Certo non passava da lì il grande Tredici. E forse non passava nemmeno dal pareggio, la X, zero e zero, il risultato più democristiano di sempre, una iattura delle tattiche sparagnine quando al primo posto del calcio nazionale c’era l’idea che conveniva non prendere goal anziché segnarne uno in più. Un popolo di risparmiatori con libretto postale sotto il materasso non disdegnava il pari: meglio un punticino per ciascuno che niente. Se però davvero si intendeva agguantare la cifra della vita, quella determinante a modificare la propria condizione, bisognava guardare in un’unica direzione: il 2, il trionfo della squadra ospite, l’assedio al castello impenetrabile, un’entità numerica che somigliava a una impennata d’immaginazione e avrebbe elevato a miracolo l’appuntamento settimanale con la fortuna. Era il 2 la variabile impazzita, quella che nessuno riusciva a intuire se non sotto il segno di affrettate divinazioni. Capitava di rado ma, se accadeva, era come se Ali Babà avesse pronunciato l’apriti sesamo con le trombe di Tutto il calcio minuto per minuto. Ciò dice tanto sul segreto del successo e anche quando cominciarono a circolare tra gli scommettitori le mappature aritmetiche che venivano chiamate sistemi – e implicavano costi piuttosto elevati, cordate di amici impegnati a finanziare la giocata – anche allora rimaneva vivo un che di ribelle alle norme della ragione.

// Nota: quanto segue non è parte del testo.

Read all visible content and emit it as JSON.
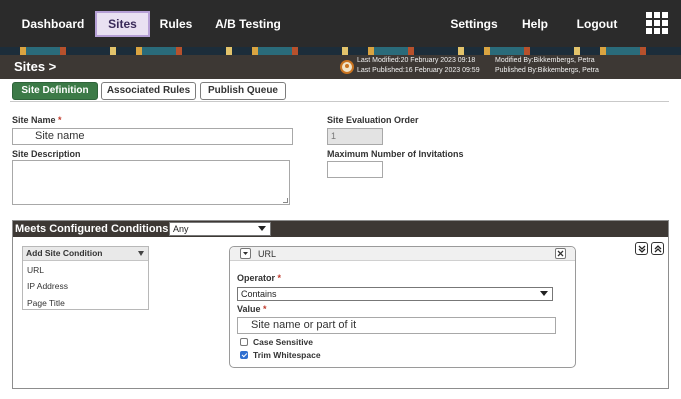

Non si può controllare ogni cosa del labirinto che avvolge il mondo e, nonostante i sistemi assicurassero esiti vittoriosi, restavano buchi, fori, pertugi difficili da tamponare. La fortuna passava attraverso di essi e assumeva i nomi delle compagini meno note, quelle delle serie minori. Come si comporterà domenica pomeriggio l’Aquila Montevarchi sul campo della Puteolana? Vincerà o perderà? E con quei suoni pronunciati alla radio da voci gracchianti e familiari anche se mai incontrate, con la promessa di localizzare sugli atlanti il punto esatto dove si trovavano Turris, Fanfulla, Pro Patria, Juve Stabia, veniva il magone della sera. Una settimana moriva, un’altra stava per riaccendersi come un’alba e tutto si rimandava di sette giorni.